Friday, July 24, 2009
Aung San Suu Kyi
Lutheran Surrealism occasionally pipes up against southeast Asian aggression whether it is toward the Buddhists of Tibet, or by the Buddhists of Myanmar's military state, where taking of sexual slaves by the military is a common feature of everyday life, and where ethnic cleansing along the lines practiced in the former Yugoslavia is official government policy:
In the days to come Aung San Suu Kyi's fate will be decided. She is the 1991 Nobel Prize Winner who won an 82% landslide election in the early 90s in her presidential bid but was denied acess to the presidential office and instead was placed under house arrest for the last 16 years. That house arrest has now been changed to a new address in one of Myanmar's worst prisons. She may remain there in spite of worldwide protests pending the outcome of a trial due to end in a few days.
We deplore the lack of true justice of any kind in Myanmar, and wish that Henry Gates and President Obama would focus on something worthwhile for a change, and make a statement with regard to the Buddhist-Marxist nightmare of Myanmar instead of worrying about a police officer doing his job correctly in the comparatively legally-sane neighborhood of Cambridge, Massachusetts.

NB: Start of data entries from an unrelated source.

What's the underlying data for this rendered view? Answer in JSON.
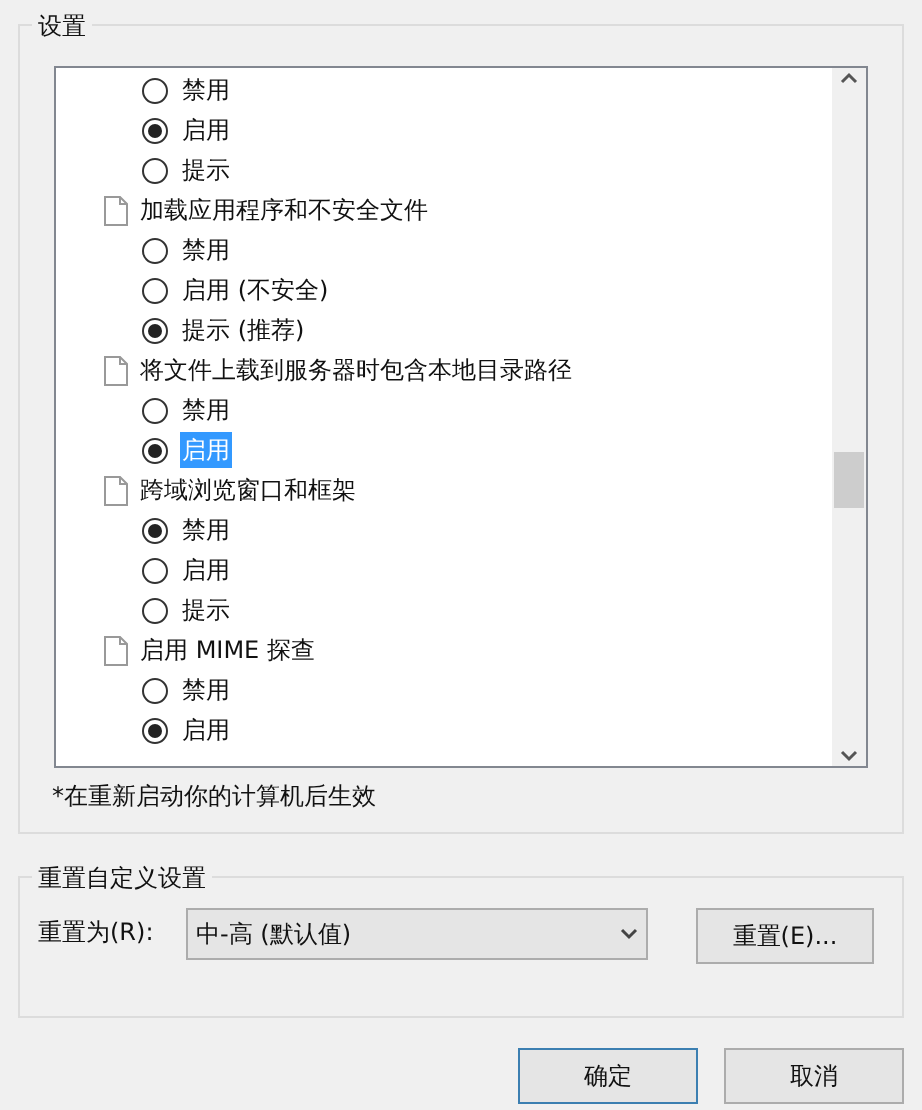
{
  "settings_group": {
    "title": "设置",
    "items": [
      {
        "kind": "option",
        "label": "禁用",
        "selected": false,
        "focused": false
      },
      {
        "kind": "option",
        "label": "启用",
        "selected": true,
        "focused": false
      },
      {
        "kind": "option",
        "label": "提示",
        "selected": false,
        "focused": false
      },
      {
        "kind": "setting",
        "label": "加载应用程序和不安全文件"
      },
      {
        "kind": "option",
        "label": "禁用",
        "selected": false,
        "focused": false
      },
      {
        "kind": "option",
        "label": "启用 (不安全)",
        "selected": false,
        "focused": false
      },
      {
        "kind": "option",
        "label": "提示 (推荐)",
        "selected": true,
        "focused": false
      },
      {
        "kind": "setting",
        "label": "将文件上载到服务器时包含本地目录路径"
      },
      {
        "kind": "option",
        "label": "禁用",
        "selected": false,
        "focused": false
      },
      {
        "kind": "option",
        "label": "启用",
        "selected": true,
        "focused": true
      },
      {
        "kind": "setting",
        "label": "跨域浏览窗口和框架"
      },
      {
        "kind": "option",
        "label": "禁用",
        "selected": true,
        "focused": false
      },
      {
        "kind": "option",
        "label": "启用",
        "selected": false,
        "focused": false
      },
      {
        "kind": "option",
        "label": "提示",
        "selected": false,
        "focused": false
      },
      {
        "kind": "setting",
        "label": "启用 MIME 探查"
      },
      {
        "kind": "option",
        "label": "禁用",
        "selected": false,
        "focused": false
      },
      {
        "kind": "option",
        "label": "启用",
        "selected": true,
        "focused": false
      }
    ],
    "note": "*在重新启动你的计算机后生效"
  },
  "reset_group": {
    "title": "重置自定义设置",
    "label": "重置为(R):",
    "dropdown_value": "中-高 (默认值)",
    "button": "重置(E)..."
  },
  "buttons": [
    "确定",
    "取消"
  ]
}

The American president seems to say almost nothing about Iran, and next to nothing about Myanmar, but goes on and on for days about a non-incident in Cambridge, in which a police officer tried to help an overpaid literary critic, but was rebuffed amidst taunts against his mama. The president castigated the wrong individual. But enough of that. There's a world outside of Harvard, and the president ought to also stand for freedom worldwide, and to promote human rights around the globe, especially where they are most egregiously absent.